Maybe that is why I have written them, maybe that is why i am willing to ignore it all and say that it all doesn't matter, and that one day I will be happy watching and handing my life, in electronic or paper form to the one who I truly want to understand me.

psyrien 07-02-2008 10:02 AM

Yes. I did give you a happier topic list for a reason. I didn't completely leave out the bad stuff, but I didn't want to give you a depressing tone for the whole thing. See, you would be bored or want gold and look at your drabble list for something to write about. You might have been in a wonderfully happy mood, but your drabble topic brings up something depressing that stirs up thoughts. It may not create the bad, depressed mood, but it would probably contribute to it.

...especially if this one lasts into winter.

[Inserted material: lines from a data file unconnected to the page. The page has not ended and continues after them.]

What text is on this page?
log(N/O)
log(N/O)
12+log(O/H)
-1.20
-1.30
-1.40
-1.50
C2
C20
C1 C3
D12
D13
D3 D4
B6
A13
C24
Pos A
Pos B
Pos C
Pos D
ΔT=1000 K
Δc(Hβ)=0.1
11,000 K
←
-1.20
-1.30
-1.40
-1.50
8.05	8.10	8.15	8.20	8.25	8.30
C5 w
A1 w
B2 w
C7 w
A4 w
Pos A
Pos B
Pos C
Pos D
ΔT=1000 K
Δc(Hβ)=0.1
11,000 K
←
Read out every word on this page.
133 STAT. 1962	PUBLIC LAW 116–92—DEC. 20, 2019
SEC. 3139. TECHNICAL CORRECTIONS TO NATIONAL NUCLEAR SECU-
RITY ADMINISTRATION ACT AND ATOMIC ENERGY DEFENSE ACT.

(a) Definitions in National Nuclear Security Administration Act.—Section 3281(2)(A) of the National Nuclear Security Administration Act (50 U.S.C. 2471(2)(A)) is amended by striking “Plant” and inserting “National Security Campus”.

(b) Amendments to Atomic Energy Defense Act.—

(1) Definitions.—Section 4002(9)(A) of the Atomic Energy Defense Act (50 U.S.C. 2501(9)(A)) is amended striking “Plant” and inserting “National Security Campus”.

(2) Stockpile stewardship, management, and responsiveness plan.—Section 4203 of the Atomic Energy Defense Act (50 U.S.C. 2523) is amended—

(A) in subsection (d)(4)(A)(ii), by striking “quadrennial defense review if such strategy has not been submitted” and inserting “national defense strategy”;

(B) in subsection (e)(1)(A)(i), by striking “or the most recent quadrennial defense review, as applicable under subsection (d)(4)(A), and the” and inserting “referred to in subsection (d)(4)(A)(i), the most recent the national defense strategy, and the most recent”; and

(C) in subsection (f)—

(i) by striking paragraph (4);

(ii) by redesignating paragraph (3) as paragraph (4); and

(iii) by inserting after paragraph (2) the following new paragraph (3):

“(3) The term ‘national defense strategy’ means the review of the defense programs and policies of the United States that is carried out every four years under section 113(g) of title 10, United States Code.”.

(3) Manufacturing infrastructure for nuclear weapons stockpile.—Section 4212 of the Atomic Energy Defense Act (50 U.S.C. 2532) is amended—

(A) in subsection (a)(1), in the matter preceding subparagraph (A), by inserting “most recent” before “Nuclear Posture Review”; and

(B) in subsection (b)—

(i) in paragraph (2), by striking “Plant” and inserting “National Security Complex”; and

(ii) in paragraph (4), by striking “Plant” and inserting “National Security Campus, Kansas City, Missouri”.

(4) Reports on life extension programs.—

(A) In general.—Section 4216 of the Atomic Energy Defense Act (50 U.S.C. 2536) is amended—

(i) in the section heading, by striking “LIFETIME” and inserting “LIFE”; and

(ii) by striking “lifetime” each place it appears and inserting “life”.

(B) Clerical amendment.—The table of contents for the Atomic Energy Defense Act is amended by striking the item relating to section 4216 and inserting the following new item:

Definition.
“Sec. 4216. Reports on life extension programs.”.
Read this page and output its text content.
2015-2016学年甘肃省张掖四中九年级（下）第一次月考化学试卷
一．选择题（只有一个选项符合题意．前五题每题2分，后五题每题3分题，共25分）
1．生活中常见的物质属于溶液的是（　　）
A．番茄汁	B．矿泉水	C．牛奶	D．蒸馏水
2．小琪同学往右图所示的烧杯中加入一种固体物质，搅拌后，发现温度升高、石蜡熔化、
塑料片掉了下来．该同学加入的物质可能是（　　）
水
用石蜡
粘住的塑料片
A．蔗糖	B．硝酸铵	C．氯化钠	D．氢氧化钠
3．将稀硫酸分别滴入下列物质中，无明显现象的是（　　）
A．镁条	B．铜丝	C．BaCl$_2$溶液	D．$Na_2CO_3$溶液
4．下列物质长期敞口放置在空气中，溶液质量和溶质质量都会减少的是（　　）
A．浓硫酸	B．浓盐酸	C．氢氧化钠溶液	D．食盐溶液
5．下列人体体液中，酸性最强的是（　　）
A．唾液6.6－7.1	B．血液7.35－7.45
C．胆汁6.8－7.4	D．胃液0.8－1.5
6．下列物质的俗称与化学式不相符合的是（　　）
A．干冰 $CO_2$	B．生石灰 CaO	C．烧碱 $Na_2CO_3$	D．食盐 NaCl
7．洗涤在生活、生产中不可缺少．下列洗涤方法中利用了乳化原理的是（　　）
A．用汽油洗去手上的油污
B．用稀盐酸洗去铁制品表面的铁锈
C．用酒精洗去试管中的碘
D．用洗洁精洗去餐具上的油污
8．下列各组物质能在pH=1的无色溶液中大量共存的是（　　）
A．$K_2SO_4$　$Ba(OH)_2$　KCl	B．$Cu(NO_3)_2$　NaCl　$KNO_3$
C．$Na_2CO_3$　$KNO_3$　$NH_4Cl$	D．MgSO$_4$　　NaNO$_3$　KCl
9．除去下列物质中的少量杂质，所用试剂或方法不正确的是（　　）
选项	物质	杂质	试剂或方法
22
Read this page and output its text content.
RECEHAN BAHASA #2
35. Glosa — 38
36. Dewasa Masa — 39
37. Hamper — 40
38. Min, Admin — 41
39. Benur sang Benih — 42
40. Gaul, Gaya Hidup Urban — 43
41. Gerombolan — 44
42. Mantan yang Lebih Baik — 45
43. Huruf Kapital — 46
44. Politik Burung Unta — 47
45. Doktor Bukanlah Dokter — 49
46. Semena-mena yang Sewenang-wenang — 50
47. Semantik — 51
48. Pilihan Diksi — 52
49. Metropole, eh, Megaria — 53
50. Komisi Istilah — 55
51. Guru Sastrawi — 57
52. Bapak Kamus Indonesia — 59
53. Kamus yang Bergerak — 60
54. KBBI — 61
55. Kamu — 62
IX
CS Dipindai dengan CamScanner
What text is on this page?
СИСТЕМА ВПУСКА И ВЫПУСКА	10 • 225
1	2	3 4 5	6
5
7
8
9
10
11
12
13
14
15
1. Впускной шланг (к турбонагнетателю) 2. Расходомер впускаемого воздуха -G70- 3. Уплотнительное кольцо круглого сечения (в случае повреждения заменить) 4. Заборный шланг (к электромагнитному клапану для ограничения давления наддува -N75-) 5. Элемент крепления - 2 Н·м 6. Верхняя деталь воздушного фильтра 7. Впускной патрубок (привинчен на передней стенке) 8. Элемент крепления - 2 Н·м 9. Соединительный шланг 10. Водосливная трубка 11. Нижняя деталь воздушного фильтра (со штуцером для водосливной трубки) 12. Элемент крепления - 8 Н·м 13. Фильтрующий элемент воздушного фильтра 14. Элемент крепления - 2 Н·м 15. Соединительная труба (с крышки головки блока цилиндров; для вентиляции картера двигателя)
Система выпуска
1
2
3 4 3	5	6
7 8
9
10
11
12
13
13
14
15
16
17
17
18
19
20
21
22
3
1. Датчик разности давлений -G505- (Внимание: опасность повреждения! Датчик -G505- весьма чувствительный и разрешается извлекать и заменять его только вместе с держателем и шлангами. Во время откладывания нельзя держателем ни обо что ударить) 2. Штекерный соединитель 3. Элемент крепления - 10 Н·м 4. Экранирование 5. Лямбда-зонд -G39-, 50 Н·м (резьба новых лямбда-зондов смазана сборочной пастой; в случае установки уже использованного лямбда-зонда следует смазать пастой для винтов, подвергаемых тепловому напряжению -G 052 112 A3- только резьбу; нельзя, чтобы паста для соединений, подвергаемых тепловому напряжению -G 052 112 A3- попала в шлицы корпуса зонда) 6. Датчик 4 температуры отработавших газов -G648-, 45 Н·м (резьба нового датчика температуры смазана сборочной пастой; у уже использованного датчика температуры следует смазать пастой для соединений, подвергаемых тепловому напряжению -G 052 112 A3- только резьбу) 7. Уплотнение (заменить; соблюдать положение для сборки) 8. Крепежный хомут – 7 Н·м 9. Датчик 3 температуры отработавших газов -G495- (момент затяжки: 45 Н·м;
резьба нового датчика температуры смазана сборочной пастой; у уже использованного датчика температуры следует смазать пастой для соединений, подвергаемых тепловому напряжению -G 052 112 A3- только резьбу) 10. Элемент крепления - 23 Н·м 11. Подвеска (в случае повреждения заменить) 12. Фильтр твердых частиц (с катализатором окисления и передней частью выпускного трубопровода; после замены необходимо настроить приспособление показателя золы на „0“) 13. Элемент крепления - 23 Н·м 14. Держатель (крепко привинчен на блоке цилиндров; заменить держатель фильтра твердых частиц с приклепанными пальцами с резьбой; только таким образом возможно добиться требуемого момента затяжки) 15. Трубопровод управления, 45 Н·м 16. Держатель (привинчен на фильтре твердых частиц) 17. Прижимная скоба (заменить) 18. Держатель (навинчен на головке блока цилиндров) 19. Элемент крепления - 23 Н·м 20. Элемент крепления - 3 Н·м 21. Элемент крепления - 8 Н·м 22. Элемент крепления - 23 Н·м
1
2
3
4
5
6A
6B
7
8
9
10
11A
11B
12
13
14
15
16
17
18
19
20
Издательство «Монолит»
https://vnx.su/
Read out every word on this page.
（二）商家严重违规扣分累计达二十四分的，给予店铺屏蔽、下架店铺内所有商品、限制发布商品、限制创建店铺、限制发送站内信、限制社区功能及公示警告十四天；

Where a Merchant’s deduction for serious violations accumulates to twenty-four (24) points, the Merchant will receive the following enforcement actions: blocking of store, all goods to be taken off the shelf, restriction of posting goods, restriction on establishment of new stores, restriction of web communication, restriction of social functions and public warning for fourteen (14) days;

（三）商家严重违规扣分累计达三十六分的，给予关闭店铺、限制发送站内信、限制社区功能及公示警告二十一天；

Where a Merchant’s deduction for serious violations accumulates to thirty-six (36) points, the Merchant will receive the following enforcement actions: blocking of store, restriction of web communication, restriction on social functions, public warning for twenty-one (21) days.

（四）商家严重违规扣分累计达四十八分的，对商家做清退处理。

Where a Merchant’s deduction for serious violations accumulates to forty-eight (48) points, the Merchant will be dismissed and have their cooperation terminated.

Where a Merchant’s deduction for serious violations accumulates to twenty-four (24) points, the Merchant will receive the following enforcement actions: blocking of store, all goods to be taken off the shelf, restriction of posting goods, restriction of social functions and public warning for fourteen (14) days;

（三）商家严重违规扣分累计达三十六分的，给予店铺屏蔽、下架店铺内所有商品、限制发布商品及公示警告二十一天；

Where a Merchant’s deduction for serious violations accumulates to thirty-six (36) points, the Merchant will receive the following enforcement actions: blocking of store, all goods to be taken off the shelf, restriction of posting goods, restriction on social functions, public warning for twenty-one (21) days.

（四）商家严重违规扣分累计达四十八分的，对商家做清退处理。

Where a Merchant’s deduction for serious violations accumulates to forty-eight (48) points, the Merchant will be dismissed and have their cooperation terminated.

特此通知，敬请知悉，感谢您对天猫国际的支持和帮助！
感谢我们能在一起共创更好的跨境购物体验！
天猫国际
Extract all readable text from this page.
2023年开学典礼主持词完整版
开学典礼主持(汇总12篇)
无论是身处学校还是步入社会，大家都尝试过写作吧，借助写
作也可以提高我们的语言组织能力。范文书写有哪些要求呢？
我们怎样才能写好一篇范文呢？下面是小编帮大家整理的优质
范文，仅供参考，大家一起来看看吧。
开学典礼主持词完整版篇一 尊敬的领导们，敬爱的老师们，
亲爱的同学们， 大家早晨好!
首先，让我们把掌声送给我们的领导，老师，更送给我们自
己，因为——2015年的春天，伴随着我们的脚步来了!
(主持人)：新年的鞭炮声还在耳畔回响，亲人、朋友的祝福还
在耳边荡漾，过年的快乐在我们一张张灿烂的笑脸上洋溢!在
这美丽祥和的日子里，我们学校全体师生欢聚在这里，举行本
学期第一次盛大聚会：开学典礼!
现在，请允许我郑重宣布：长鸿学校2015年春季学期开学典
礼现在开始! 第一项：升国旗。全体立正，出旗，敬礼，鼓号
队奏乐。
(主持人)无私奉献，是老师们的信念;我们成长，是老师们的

And I am not allowing you to write your own list during winter. I am writing them for you if you need new ones. xD

d2hiriyuu 07-02-2008 04:16 PM

wahh, someone understands me!!! But yeah, I am not sure how long this list will last, but it is probably for the better if I don't make my own lists at all. (falls into a corner and sleeps off the tiredness.)

if it wasn't for the psyrien list, I might have been started already, but I would like to start on a fresh page rather than just leaving it where it was.

So silly thing, there is a wall of leather items across the small rail for mark's bed. not my fault at all!!!

d2hiriyuu 07-02-2008 09:55 PM

it dawns on me I am no where near the person i use to be, the person I was when I first wrote the list, as such it is probably for the best that I am not that way. Maybe it is jsut me, mayb e it is everything, but I see myself looking back, wondering what I was thinking when I made the list, how love sick was I for the wrong guy, how annoyed and angry was I, but maybe that is jsut who I have always been, even now, but I am not so angry anymore.